Here, for the first time, in a carefully documented study is the entire story of the Confederate Secret Service team that sank the USS Cairo. With family oral histories never before consulted and with newly examined documents from the National Archives, The Sinking of the USS Cairo disproves some previous theories and corrects factual errors found in earlier reports. It shows conclusively that the Cairo was not sunk by "an electrically detonated mine" but by a different method. Also, it identifies the members of the Confederate crew, whose names supposedly were "lost to history." For the first time in a book about this river war, there are illustrations of all five gunboats that were engaged in this action.
Told from the Confederate perspective for the first time, this refocused story of the Cairo is a significant addition to the history of the Confederate Secret Service, to the history of the operations around Vicksburg, and to the history of the war on the western frontier.
Synopsis
Previously untold, the true story of the Union ironclad, the first man-of-war sunk in combat by a naval torpedo
Library Journal
The mystery surrounding the sinking of the USS Cairo in 1862 by an underwater mine is convincingly solved by Wideman, a criminal and civil investigator. His narrative of the Confederate Secret Service's clandestine war on the Union army and navy makes absorbing reading.

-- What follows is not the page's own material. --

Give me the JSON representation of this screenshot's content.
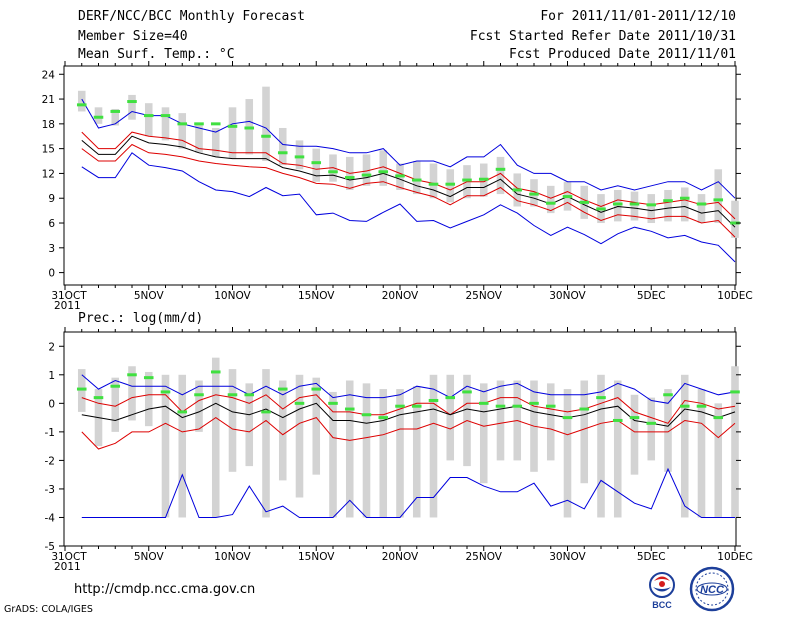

The exploits of Capt. Zere McDaniel and his fellow secret service agents have been recounted before, most notably in Milton Perry's Infernal Machines (1965) and Philip Van Doren Stern's Secret Missions of the Civil War (1959), but it is Wideman's description of their ``MacGyver-like'' ability to fashion unconventional weapons from the materials at hand that brings them so vividly to life. A testimony to Wideman's investigative skills and a fine contribution to Civil War research, this is recommended for academic libraries.-- Lawrence E. Ellis, Newberry Coll. Lib., S.C.